The Supreme Court’s history on right-to-die cases is pretty thin. It ruled in 1990 that a terminally ill person has a right to refuse life-sustaining treatment. In its next term, it plans to consider whether the federal government can prosecute doctors who help ill patients die.
Between those cases, the court has chosen to allow states to decide the issue.
The Schindlers have been locked for years in a battle with Schiavo’s husband over whether her feeding tube should be disconnected. State courts have sided with Michael Schiavo, who insists his wife told him she would never want to be kept alive artificially.
‘A horrific intrusion’
Even before the parents’ appeal was filed with the 11th Circuit, Michael Schiavo urged the court not to grant an emergency request to restore nutrition.
“That would be a horrific intrusion upon Mrs. Schiavo’s personal liberty,” said the filing by his attorney, George Felos. He filed a response to the Schindlers’ appeal and said he would go to the Supreme Court if the tube were ordered reconnected.
Terri Schiavo suffered brain damage in 1990 when her heart stopped briefly from a chemical imbalance believed to have been brought on by an eating disorder. Court-appointed doctors say she is in a persistent vegetative state with no hope of recovery.
Her parents argue that she could get better and that she would never have wanted to be cut off from food and water.
Parents see 'significant decline'
Florida lawmakers previously have failed to pass legislation that could have prevented the removal of the tube. They may consider another bill Wednesday, but state Sen. Daniel Webster said he has yet to persuade any lawmakers to change their votes.

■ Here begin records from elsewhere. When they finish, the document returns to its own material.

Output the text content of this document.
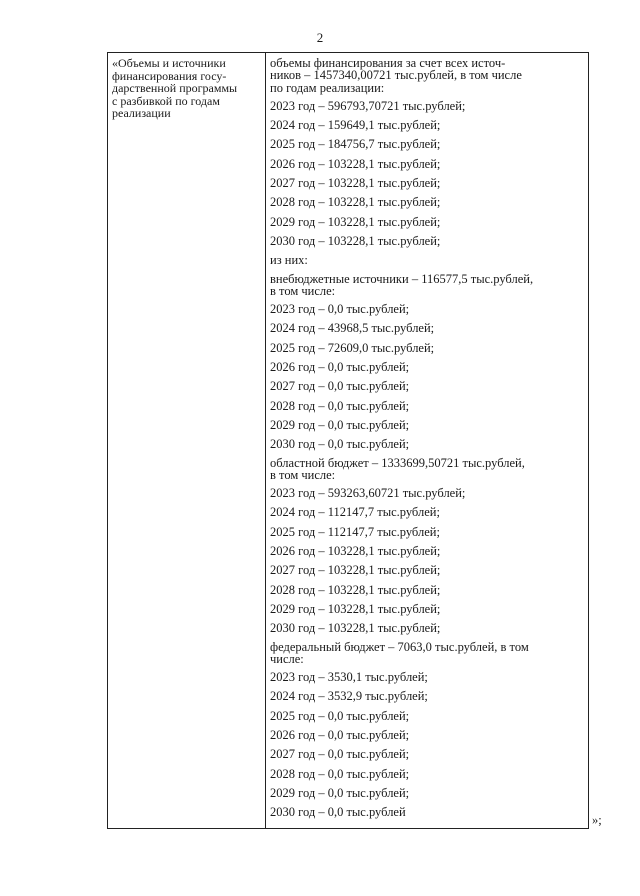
2
«Объемы и источники
финансирования госу-
дарственной программы
с разбивкой по годам
реализации
объемы финансирования за счет всех источ-
ников – 1457340,00721 тыс.рублей, в том числе
по годам реализации:
2023 год – 596793,70721 тыс.рублей;
2024 год – 159649,1 тыс.рублей;
2025 год – 184756,7 тыс.рублей;
2026 год – 103228,1 тыс.рублей;
2027 год – 103228,1 тыс.рублей;
2028 год – 103228,1 тыс.рублей;
2029 год – 103228,1 тыс.рублей;
2030 год – 103228,1 тыс.рублей;
из них:
внебюджетные источники – 116577,5 тыс.рублей,
в том числе:
2023 год – 0,0 тыс.рублей;
2024 год – 43968,5 тыс.рублей;
2025 год – 72609,0 тыс.рублей;
2026 год – 0,0 тыс.рублей;
2027 год – 0,0 тыс.рублей;
2028 год – 0,0 тыс.рублей;
2029 год – 0,0 тыс.рублей;
2030 год – 0,0 тыс.рублей;
областной бюджет – 1333699,50721 тыс.рублей,
в том числе:
2023 год – 593263,60721 тыс.рублей;
2024 год – 112147,7 тыс.рублей;
2025 год – 112147,7 тыс.рублей;
2026 год – 103228,1 тыс.рублей;
2027 год – 103228,1 тыс.рублей;
2028 год – 103228,1 тыс.рублей;
2029 год – 103228,1 тыс.рублей;
2030 год – 103228,1 тыс.рублей;
федеральный бюджет – 7063,0 тыс.рублей, в том
числе:
2023 год – 3530,1 тыс.рублей;
2024 год – 3532,9 тыс.рублей;
2025 год – 0,0 тыс.рублей;
2026 год – 0,0 тыс.рублей;
2027 год – 0,0 тыс.рублей;
2028 год – 0,0 тыс.рублей;
2029 год – 0,0 тыс.рублей;
2030 год – 0,0 тыс.рублей
»;
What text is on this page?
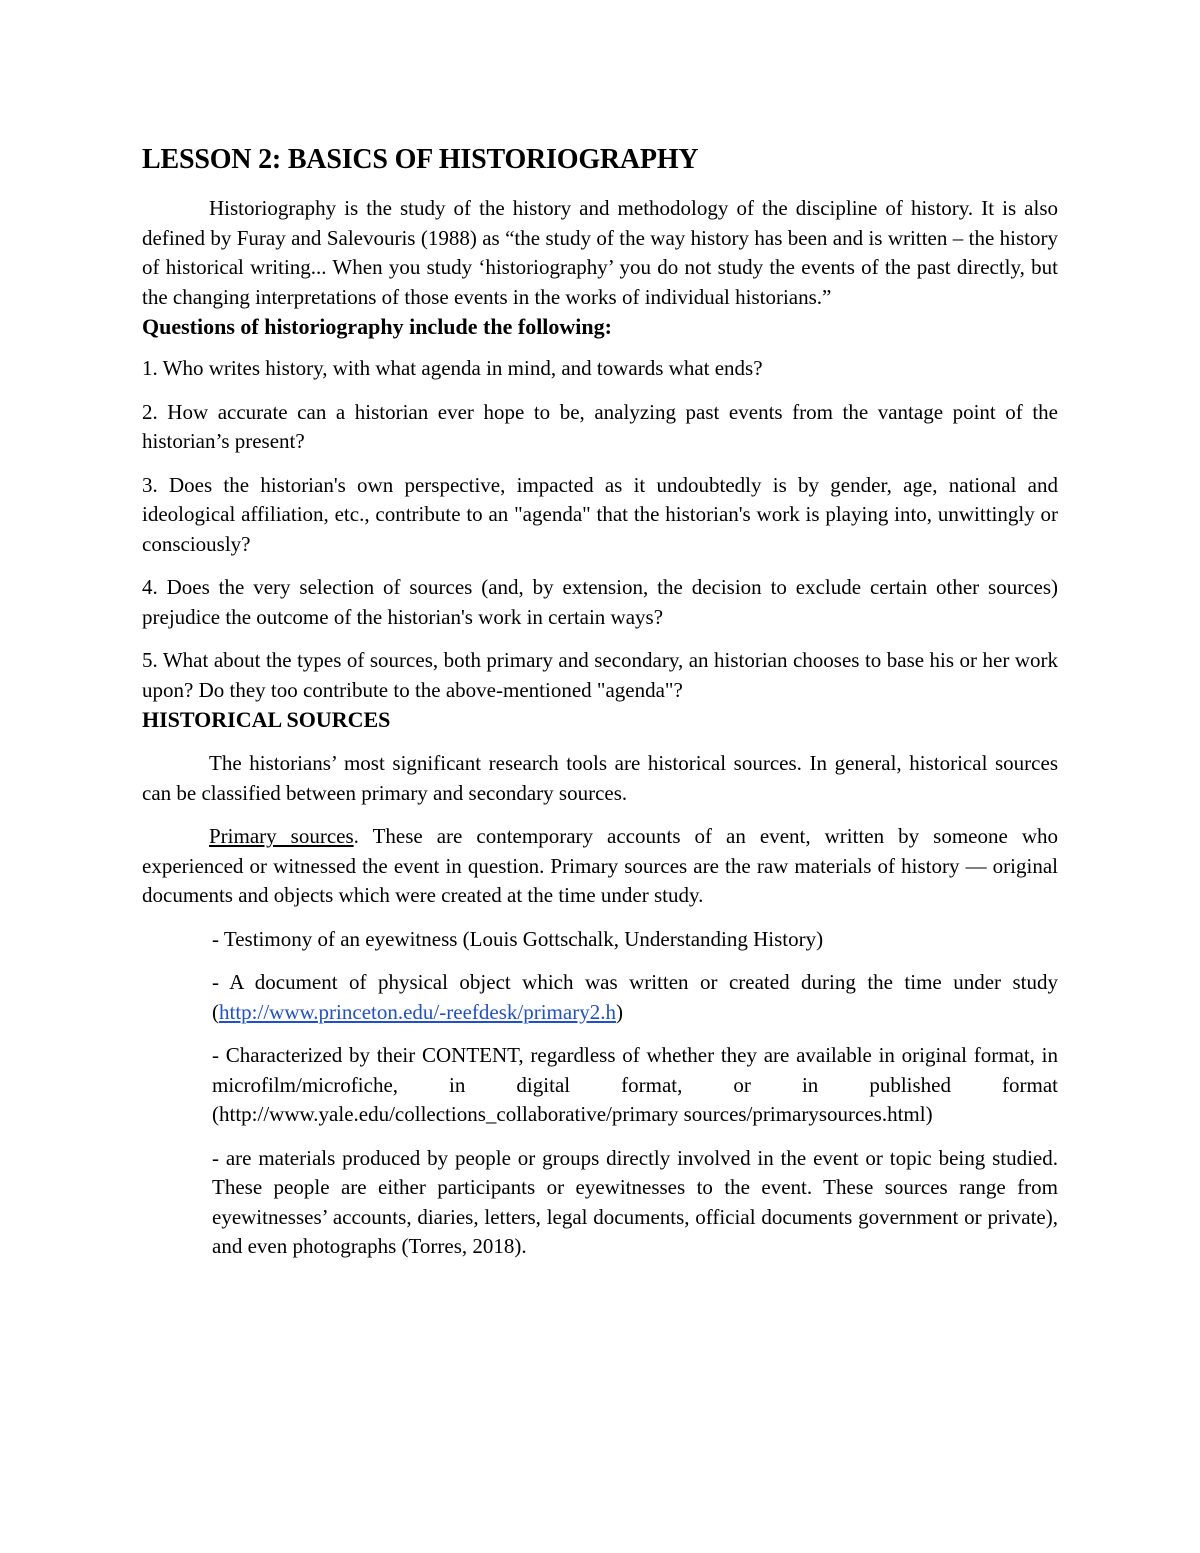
LESSON 2: BASICS OF HISTORIOGRAPHY

Historiography is the study of the history and methodology of the discipline of history. It is also defined by Furay and Salevouris (1988) as “the study of the way history has been and is written – the history of historical writing... When you study ‘historiography’ you do not study the events of the past directly, but the changing interpretations of those events in the works of individual historians.”

Questions of historiography include the following:

1. Who writes history, with what agenda in mind, and towards what ends?

2. How accurate can a historian ever hope to be, analyzing past events from the vantage point of the historian’s present?

3. Does the historian's own perspective, impacted as it undoubtedly is by gender, age, national and ideological affiliation, etc., contribute to an "agenda" that the historian's work is playing into, unwittingly or consciously?

4. Does the very selection of sources (and, by extension, the decision to exclude certain other sources) prejudice the outcome of the historian's work in certain ways?

5. What about the types of sources, both primary and secondary, an historian chooses to base his or her work upon? Do they too contribute to the above-mentioned "agenda"?

HISTORICAL SOURCES

The historians’ most significant research tools are historical sources. In general, historical sources can be classified between primary and secondary sources.

Primary sources. These are contemporary accounts of an event, written by someone who experienced or witnessed the event in question. Primary sources are the raw materials of history — original documents and objects which were created at the time under study.

- Testimony of an eyewitness (Louis Gottschalk, Understanding History)

- A document of physical object which was written or created during the time under study (http://www.princeton.edu/-reefdesk/primary2.h)

- Characterized by their CONTENT, regardless of whether they are available in original format, in microfilm/microfiche, in digital format, or in published format (http://www.yale.edu/collections_collaborative/primary sources/primarysources.html)

- are materials produced by people or groups directly involved in the event or topic being studied. These people are either participants or eyewitnesses to the event. These sources range from eyewitnesses’ accounts, diaries, letters, legal documents, official documents government or private), and even photographs (Torres, 2018).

In court documents, the Schindlers said their daughter began “a significant decline” late Monday.
“While she still made eye contact with me when I spoke to her, she was becoming increasingly lethargic,” Bob Schindler said in the papers. “Terri no longer attempted to verbalize back to me when I spoke to her.”

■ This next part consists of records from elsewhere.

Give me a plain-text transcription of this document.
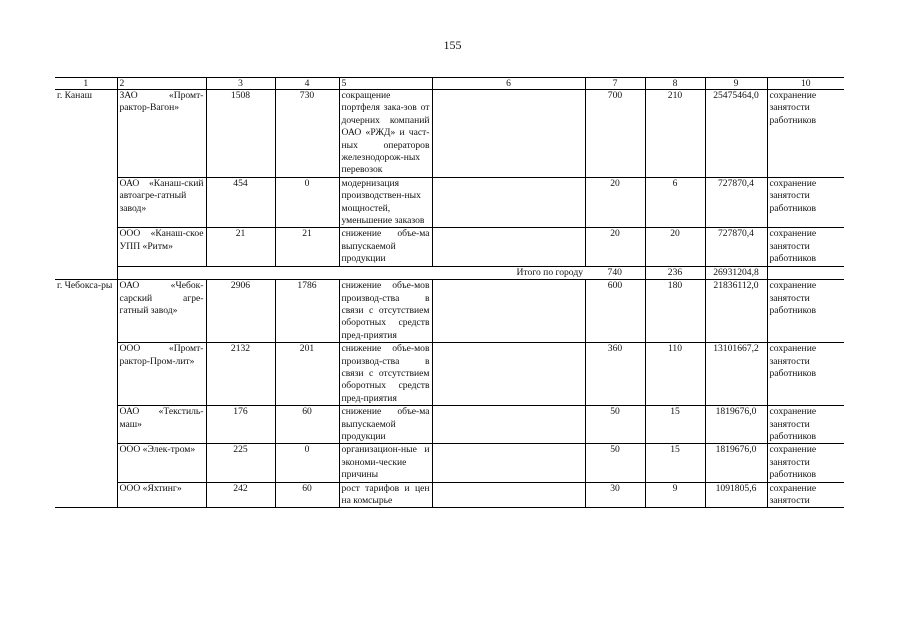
155
1	2	3	4	5	6	7	8	9	10
г. Канаш	ЗАО «Промт-рактор-Вагон»	1508	730	сокращение портфеля зака-зов от дочерних компаний ОАО «РЖД» и част-ных операторов железнодорож-ных перевозок		700	210	25475464,0	сохранение занятости работников
	ОАО «Канаш-ский автоагре-гатный завод»	454	0	модернизация производствен-ных мощностей, уменьшение заказов		20	6	727870,4	сохранение занятости работников
	ООО «Канаш-ское УПП «Ритм»	21	21	снижение объе-ма выпускаемой продукции		20	20	727870,4	сохранение занятости работников
	Итого по городу					740	236	26931204,8	
г. Чебокса-ры	ОАО «Чебок-сарский агре-гатный завод»	2906	1786	снижение объе-мов производ-ства в связи с отсутствием оборотных средств пред-приятия		600	180	21836112,0	сохранение занятости работников
	ООО «Промт-рактор-Пром-лит»	2132	201	снижение объе-мов производ-ства в связи с отсутствием оборотных средств пред-приятия		360	110	13101667,2	сохранение занятости работников
	ОАО «Текстиль-маш»	176	60	снижение объе-ма выпускаемой продукции		50	15	1819676,0	сохранение занятости работников
	ООО «Элек-тром»	225	0	организацион-ные и экономи-ческие причины		50	15	1819676,0	сохранение занятости работников
	ООО «Яхтинг»	242	60	рост тарифов и цен на комсырье		30	9	1091805,6	сохранение занятости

By late Tuesday, her eyes were sunken and her skin, lips and tongue were parched, said Barbara Weller, an attorney for the Schindlers. The hospice has refused to provide details about her condition.
Demonstrators who gathered outside Terri Schiavo’s hospice here decried the courts’ decisions. About a dozen people stood in front Wednesday to bring water to Schiavo, but police arrested most of them.
“This is a clear cut case of judicial tyranny. All the judges who have ruled against Terri are tyrants, and we fully expected this decision,” said Tammy Melton, a high school teacher from Monterey, Tenn.
For some, Congress ‘overstepped’
But Richard Avant, who lives down the street from the hospice, carried a sign reading “Honor her wishes.”
“We represent the silent majority, if you look at the polls,” Avant said. “We agree that Congress overstepped their bounds.”
Republican leaders in Congress refused to give up entirely Wednesday. In legal papers prepared for filing at the Supreme Court, they argued that the 11th Circuit had “failed to adhere to the plain meaning” of the emergency legislation.
The legislation required that a new, independent evaluation of her case be made, according to papers filed for House Speaker Dennis Hastert of Illinois, Majority Leader Tom DeLay and others. They said it also required the courts to “ensure that desperately needed nutritional support” is provided to Schiavo while the review is conducted.
Over the weekend, Republicans in Congress pushed through unprecedented emergency legislation aimed at prolonging Schiavo’s life by allowing the case to be reviewed by federal courts.
On Tuesday, U.S. District Judge James Whittemore rejected the parents’ request to have the tube reinserted, saying they had not established a “substantial likelihood of success” at a trial on their claim that Schiavo’s religious and due process rights have been violated.
The Associated Press, Reuters and NBC News' Pete Williams contributed to this report.